Ainsi au 1er avril, le montant forfaitaire du RSA pour une personne seule est ainsi de 524,28 euros par personne en métropole et dans les départements d’outre-mer, contre seulement 262,34 euros à Mayotte.

La Cour des comptes estimait dans un rapport thématique publié en janvier que la départementalisation de Mayotte n’avait pas été suffisamment « préparée et pilotée ». La situation financière du département et des communes est pointée comme étant « proche de l’impasse ». Quant à l’effort budgétaire de l’Etat pour l’île, s’il a été augmenté, il reste insuffisant, toujours selon la Cour des comptes.

Elle souligne aussi dans son rapport le « besoin d’infrastructures de bases » à Mayotte, comme des écoles et des habitations, mais aussi les difficultés sociales sur l’île. Trois Mahorais sur 10 en âge de travailler ont un emploi et 41,4% des moins de 30 ans sont au chômage.

II) Pourquoi la grève a-t-elle dégénéré ?

La grève générale a cédé la place depuis le week-end du 9 avril à une sorte de guérilla urbaine selon les médias locaux. Au bout de deux semaines de mobilisation du peuple mahorais, le mouvement a été émaillé d’accidents dans la nuit de lundi à mardi. Des jeunes cagoulés auraient caillassé des habitations, vandalisé des voitures à l’aide de barres de fer et racketté des automobilistes. La préfecture de Mayotte a recensé 85 véhicules saccagés et fait état d’un blessé.

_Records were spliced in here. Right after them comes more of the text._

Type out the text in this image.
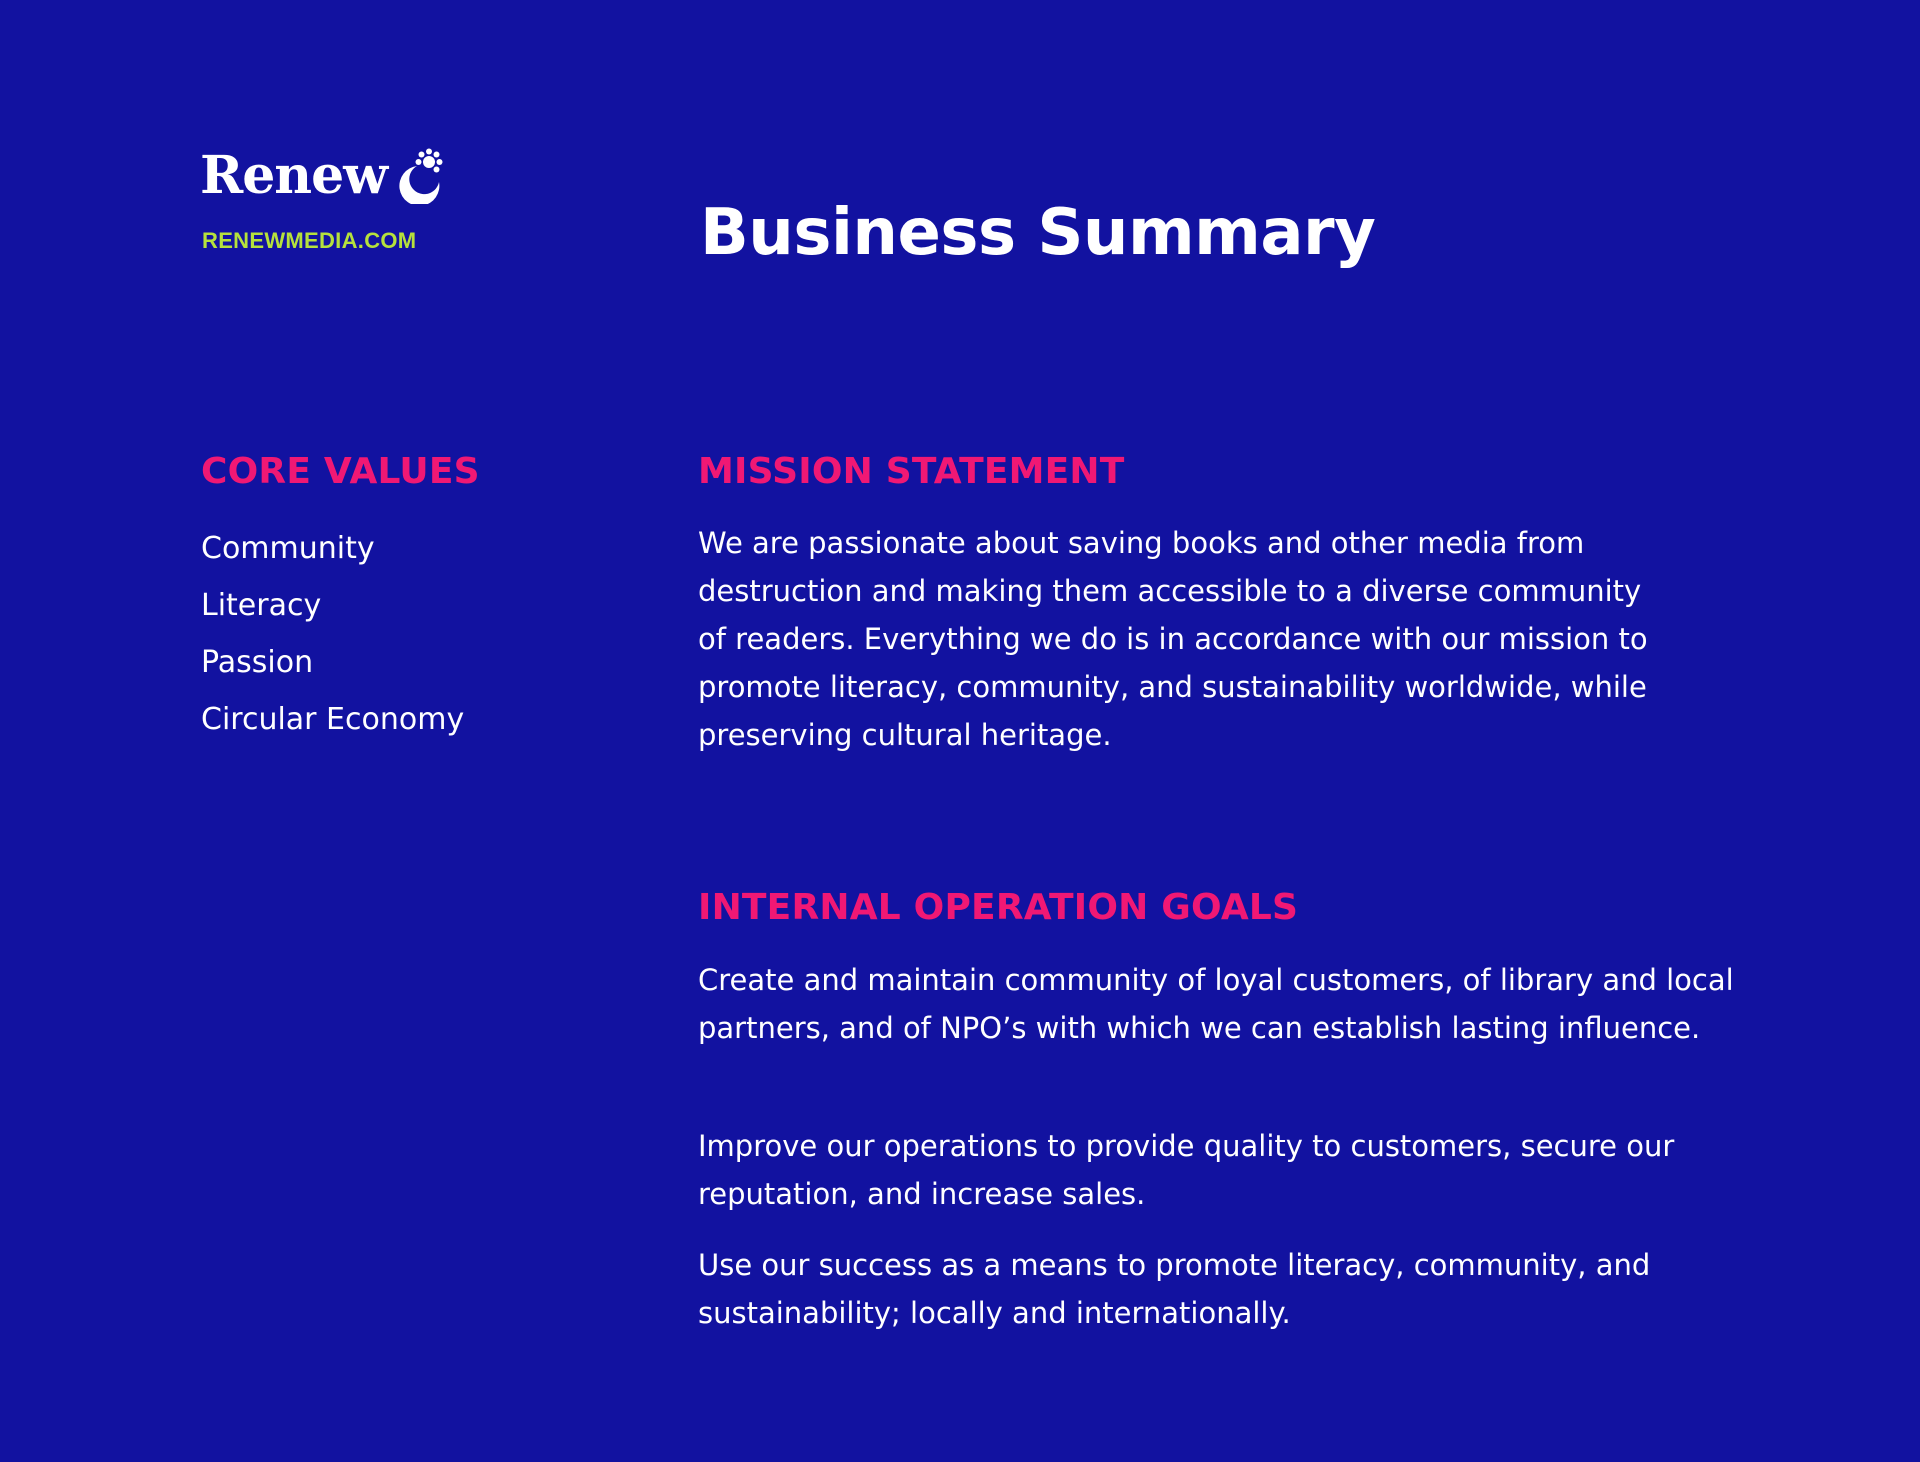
Renew
RENEWMEDIA.COM	Business Summary
CORE VALUES
Community
Literacy
Passion
Circular Economy
MISSION STATEMENT

We are passionate about saving books and other media from destruction and making them accessible to a diverse community of readers. Everything we do is in accordance with our mission to promote literacy, community, and sustainability worldwide, while preserving cultural heritage.

INTERNAL OPERATION GOALS

Create and maintain community of loyal customers, of library and local partners, and of NPO’s with which we can establish lasting influence.

Improve our operations to provide quality to customers, secure our reputation, and increase sales.

Use our success as a means to promote literacy, community, and sustainability; locally and internationally.
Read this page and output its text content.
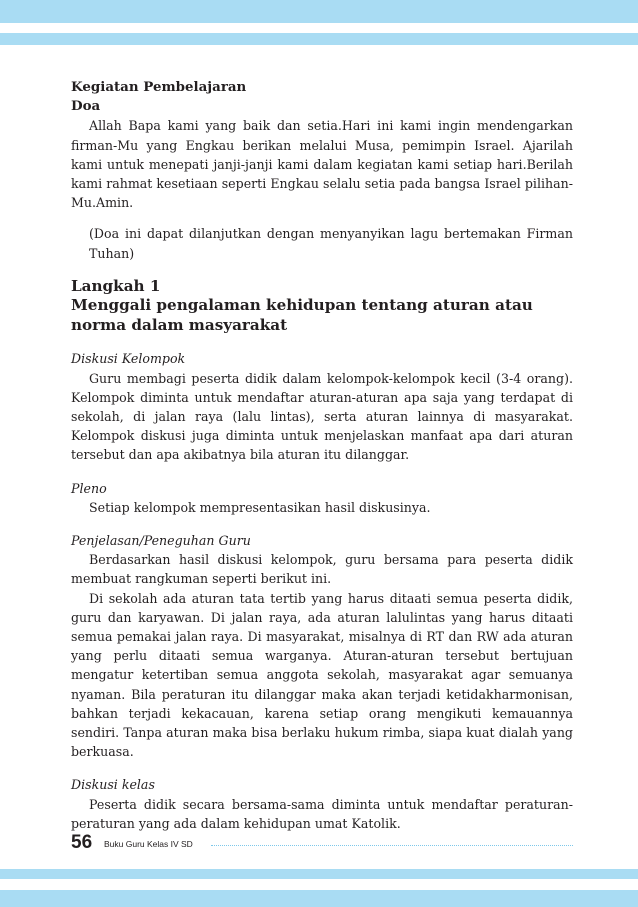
Kegiatan Pembelajaran
Doa

Allah Bapa kami yang baik dan setia.Hari ini kami ingin mendengarkan firman-Mu yang Engkau berikan melalui Musa, pemimpin Israel. Ajarilah kami untuk menepati janji-janji kami dalam kegiatan kami setiap hari.Berilah kami rahmat kesetiaan seperti Engkau selalu setia pada bangsa Israel pilihan-Mu.Amin.

(Doa ini dapat dilanjutkan dengan menyanyikan lagu bertemakan Firman Tuhan)

Langkah 1
Menggali pengalaman kehidupan tentang aturan atau norma dalam masyarakat
Diskusi Kelompok

Guru membagi peserta didik dalam kelompok-kelompok kecil (3-4 orang). Kelompok diminta untuk mendaftar aturan-aturan apa saja yang terdapat di sekolah, di jalan raya (lalu lintas), serta aturan lainnya di masyarakat. Kelompok diskusi juga diminta untuk menjelaskan manfaat apa dari aturan tersebut dan apa akibatnya bila aturan itu dilanggar.

Pleno

Setiap kelompok mempresentasikan hasil diskusinya.

Penjelasan/Peneguhan Guru

Berdasarkan hasil diskusi kelompok, guru bersama para peserta didik membuat rangkuman seperti berikut ini.

Di sekolah ada aturan tata tertib yang harus ditaati semua peserta didik, guru dan karyawan. Di jalan raya, ada aturan lalulintas yang harus ditaati semua pemakai jalan raya. Di masyarakat, misalnya di RT dan RW ada aturan yang perlu ditaati semua warganya. Aturan-aturan tersebut bertujuan mengatur ketertiban semua anggota sekolah, masyarakat agar semuanya nyaman. Bila peraturan itu dilanggar maka akan terjadi ketidakharmonisan, bahkan terjadi kekacauan, karena setiap orang mengikuti kemauannya sendiri. Tanpa aturan maka bisa berlaku hukum rimba, siapa kuat dialah yang berkuasa.

Diskusi kelas

Peserta didik secara bersama-sama diminta untuk mendaftar peraturan-peraturan yang ada dalam kehidupan umat Katolik.

56 Buku Guru Kelas IV SD
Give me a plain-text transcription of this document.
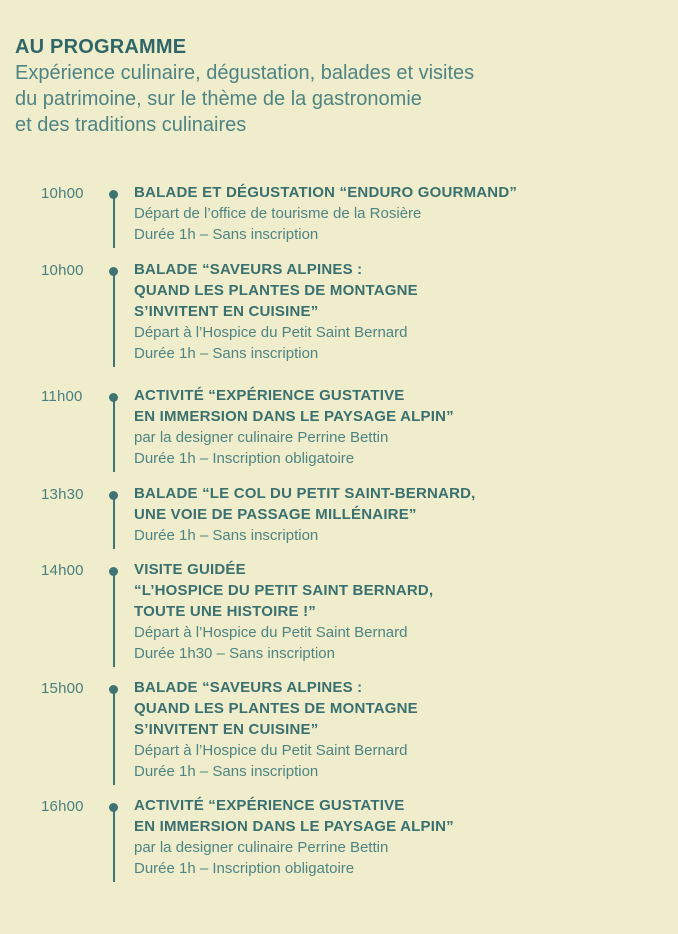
AU PROGRAMME

Expérience culinaire, dégustation, balades et visites
du patrimoine, sur le thème de la gastronomie
et des traditions culinaires

10h00	BALADE ET DÉGUSTATION “ENDURO GOURMAND”
Départ de l’office de tourisme de la Rosière
Durée 1h – Sans inscription
10h00	BALADE “SAVEURS ALPINES :
QUAND LES PLANTES DE MONTAGNE
S’INVITENT EN CUISINE”
Départ à l’Hospice du Petit Saint Bernard
Durée 1h – Sans inscription
11h00	ACTIVITÉ “EXPÉRIENCE GUSTATIVE
EN IMMERSION DANS LE PAYSAGE ALPIN”
par la designer culinaire Perrine Bettin
Durée 1h – Inscription obligatoire
13h30	BALADE “LE COL DU PETIT SAINT-BERNARD,
UNE VOIE DE PASSAGE MILLÉNAIRE”
Durée 1h – Sans inscription
14h00	VISITE GUIDÉE
“L’HOSPICE DU PETIT SAINT BERNARD,
TOUTE UNE HISTOIRE !”
Départ à l’Hospice du Petit Saint Bernard
Durée 1h30 – Sans inscription
15h00	BALADE “SAVEURS ALPINES :
QUAND LES PLANTES DE MONTAGNE
S’INVITENT EN CUISINE”
Départ à l’Hospice du Petit Saint Bernard
Durée 1h – Sans inscription
16h00	ACTIVITÉ “EXPÉRIENCE GUSTATIVE
EN IMMERSION DANS LE PAYSAGE ALPIN”
par la designer culinaire Perrine Bettin
Durée 1h – Inscription obligatoire
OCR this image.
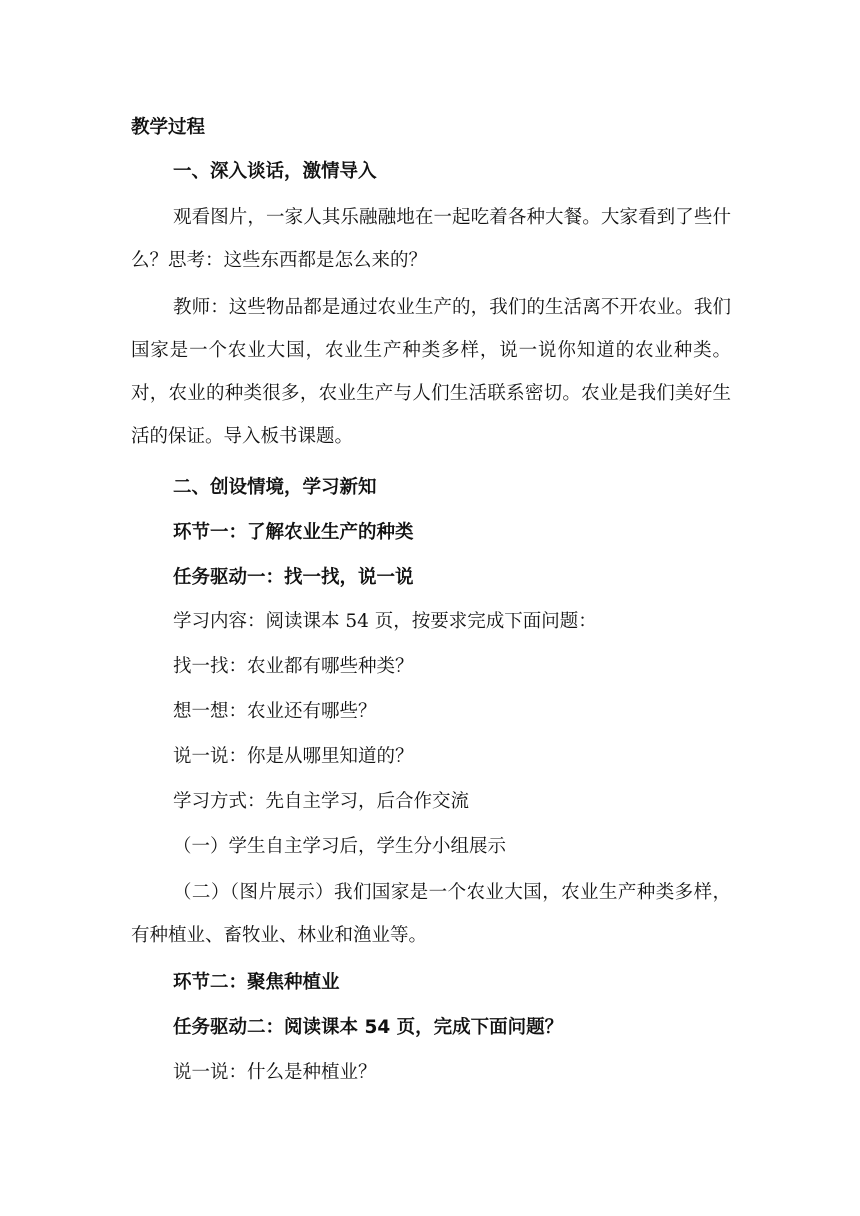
教学过程

一、深入谈话，激情导入

观看图片，一家人其乐融融地在一起吃着各种大餐。大家看到了些什么？思考：这些东西都是怎么来的？

教师：这些物品都是通过农业生产的，我们的生活离不开农业。我们国家是一个农业大国，农业生产种类多样，说一说你知道的农业种类。对，农业的种类很多，农业生产与人们生活联系密切。农业是我们美好生活的保证。导入板书课题。

二、创设情境，学习新知

环节一：了解农业生产的种类

任务驱动一：找一找，说一说

学习内容：阅读课本 54 页，按要求完成下面问题：

找一找：农业都有哪些种类？

想一想：农业还有哪些？

说一说：你是从哪里知道的？

学习方式：先自主学习，后合作交流

（一）学生自主学习后，学生分小组展示

（二）（图片展示）我们国家是一个农业大国，农业生产种类多样，有种植业、畜牧业、林业和渔业等。

环节二：聚焦种植业

任务驱动二：阅读课本 54 页，完成下面问题？

说一说：什么是种植业？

D’après les autorités de l’île, il s’agirait d’affrontements entre « bandes rivales ». « On est sortis pour constater les dégâts, notamment des gros cailloux lancés sur les véhicules, et certains d’entre nous n’avaient que leurs yeux pour pleurer. C’est l’impuissance de notre part et aussi de la part des forces de l’ordre, on ne sait pas comment sortir de cette situation », a déclaré Rivomalala Rakotondravelo, secrétaire départemental SNUipp-FSU à l’AFP.

Face à ce déluge de violence, la police et la gendarmerie ont engagé des véhicules blindés pour apaiser les tensions. Un hélicoptère patrouille pour détecter d’éventuelles émeutes. Afin de protéger les enfants, le rectorat a ordonné mardi de confiner les élèves dans les écoles encore ouvertes jusqu’à un retour au calme.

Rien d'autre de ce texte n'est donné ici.